While security concerns with Zoom have been highly publicized, there are more insidious issues that begin and end with one problem: corporations aren’t adequately applying security policies and measures to virtual meetings. And as millions of users swarm video conferencing apps, those with nefarious intentions are leveraging weakness to breach people’s privacy.
The exponential spread of the virus and the high number of video conferences haven’t allowed for typical corporate IT risk assessment and technology to vet cybersecurity processes. So, the onus falls squarely on users to protect themselves. Most hosted cloud-based conferencing services offer advanced security measures. To enjoy these benefits, consumers need to set up their teleconferencing tools effectively to help keep malware, hackers, and identity thieves away.
If there are weaknesses to your connection or WiFi, hackers are able to break in and gain access to calls. These calls can be mundane conversations, but with people taking doctor appointments, important work calls, legal meetings, and discussing financial information over their webcams, these security risks become a lot more concerning.

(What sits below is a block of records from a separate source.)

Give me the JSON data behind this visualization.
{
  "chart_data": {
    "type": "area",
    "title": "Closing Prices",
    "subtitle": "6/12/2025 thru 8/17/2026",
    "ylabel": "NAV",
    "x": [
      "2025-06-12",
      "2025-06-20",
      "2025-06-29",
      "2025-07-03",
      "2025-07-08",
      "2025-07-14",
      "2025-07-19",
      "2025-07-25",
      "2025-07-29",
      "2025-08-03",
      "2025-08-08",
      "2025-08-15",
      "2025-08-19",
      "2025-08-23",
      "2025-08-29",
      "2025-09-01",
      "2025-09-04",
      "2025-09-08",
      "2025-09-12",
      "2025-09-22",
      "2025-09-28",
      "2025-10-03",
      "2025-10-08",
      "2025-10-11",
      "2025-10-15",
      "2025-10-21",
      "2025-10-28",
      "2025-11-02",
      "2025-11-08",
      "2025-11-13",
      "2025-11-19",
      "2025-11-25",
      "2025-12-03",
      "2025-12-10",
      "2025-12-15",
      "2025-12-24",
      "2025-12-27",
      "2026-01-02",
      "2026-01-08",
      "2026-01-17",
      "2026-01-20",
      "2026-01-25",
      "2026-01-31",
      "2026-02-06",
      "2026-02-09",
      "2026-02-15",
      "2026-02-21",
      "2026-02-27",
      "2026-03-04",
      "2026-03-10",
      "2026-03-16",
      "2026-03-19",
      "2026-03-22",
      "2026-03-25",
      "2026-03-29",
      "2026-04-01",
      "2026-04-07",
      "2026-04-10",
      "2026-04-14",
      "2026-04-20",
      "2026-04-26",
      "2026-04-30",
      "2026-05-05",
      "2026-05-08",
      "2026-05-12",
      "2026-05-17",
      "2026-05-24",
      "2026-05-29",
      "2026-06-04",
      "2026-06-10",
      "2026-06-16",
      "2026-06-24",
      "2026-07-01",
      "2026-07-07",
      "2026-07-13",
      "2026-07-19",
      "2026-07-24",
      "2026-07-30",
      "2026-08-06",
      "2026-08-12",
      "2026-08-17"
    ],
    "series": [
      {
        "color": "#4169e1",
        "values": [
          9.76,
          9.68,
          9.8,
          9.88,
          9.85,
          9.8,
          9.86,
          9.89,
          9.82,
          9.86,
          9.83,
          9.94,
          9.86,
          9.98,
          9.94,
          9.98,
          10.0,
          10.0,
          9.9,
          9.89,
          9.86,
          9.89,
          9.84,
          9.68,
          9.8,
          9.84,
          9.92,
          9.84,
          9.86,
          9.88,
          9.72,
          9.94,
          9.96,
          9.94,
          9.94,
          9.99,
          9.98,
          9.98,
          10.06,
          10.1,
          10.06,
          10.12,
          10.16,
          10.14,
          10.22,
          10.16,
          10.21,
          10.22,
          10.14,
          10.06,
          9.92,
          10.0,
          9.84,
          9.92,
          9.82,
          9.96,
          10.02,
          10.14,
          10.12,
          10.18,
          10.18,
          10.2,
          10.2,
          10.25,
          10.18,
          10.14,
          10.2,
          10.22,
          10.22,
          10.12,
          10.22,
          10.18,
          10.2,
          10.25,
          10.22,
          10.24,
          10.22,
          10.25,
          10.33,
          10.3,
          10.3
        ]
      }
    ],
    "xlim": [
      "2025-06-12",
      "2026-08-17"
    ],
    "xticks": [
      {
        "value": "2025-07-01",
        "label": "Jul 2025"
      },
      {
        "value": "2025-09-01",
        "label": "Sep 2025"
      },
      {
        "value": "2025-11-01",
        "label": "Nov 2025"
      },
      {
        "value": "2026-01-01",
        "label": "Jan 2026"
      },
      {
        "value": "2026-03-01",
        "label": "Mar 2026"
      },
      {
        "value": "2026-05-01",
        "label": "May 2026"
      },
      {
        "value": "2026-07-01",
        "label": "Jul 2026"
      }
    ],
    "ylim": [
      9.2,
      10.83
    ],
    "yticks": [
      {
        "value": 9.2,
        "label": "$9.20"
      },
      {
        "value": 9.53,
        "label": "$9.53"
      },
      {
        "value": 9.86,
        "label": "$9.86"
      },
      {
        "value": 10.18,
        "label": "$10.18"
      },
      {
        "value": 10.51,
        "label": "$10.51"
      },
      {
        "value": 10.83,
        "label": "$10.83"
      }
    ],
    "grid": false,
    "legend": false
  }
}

Even if you don’t verbalize sensitive information during calls, researchers at the University of Texas at San Antonio have revealed a study that proves hackers can now track what a person is typing during a call based on arm and shoulder movements.
The University created a model to track a person's movements and decipher what they were typing during a video call. The model correctly identified the word being typed 75% of the time. Professor of Computer Science, Murtuza Jadliwala said that users can protect their privacy by blurring backgrounds, skipping frames in the video, and pixelating their shoulders and arms.

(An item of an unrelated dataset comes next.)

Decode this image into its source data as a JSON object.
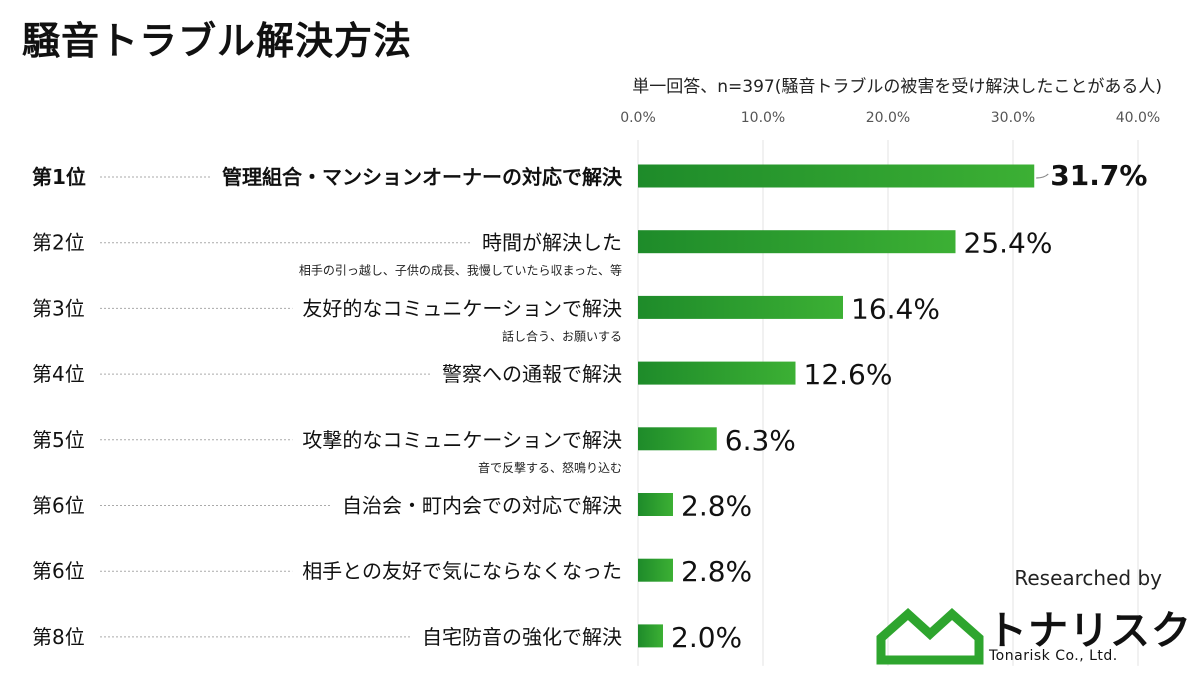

Other ways to protect yourself while video conferencing is to create unique meeting IDs, add passwords to enter conference rooms and do a roll call of attendees. What should you do if the conference becomes compromised? End it immediately. If you can’t, mute all participants to refrain people from divulging any sensitive information. You should then report the issue to your platform provider and contact your company’s legal and security teams.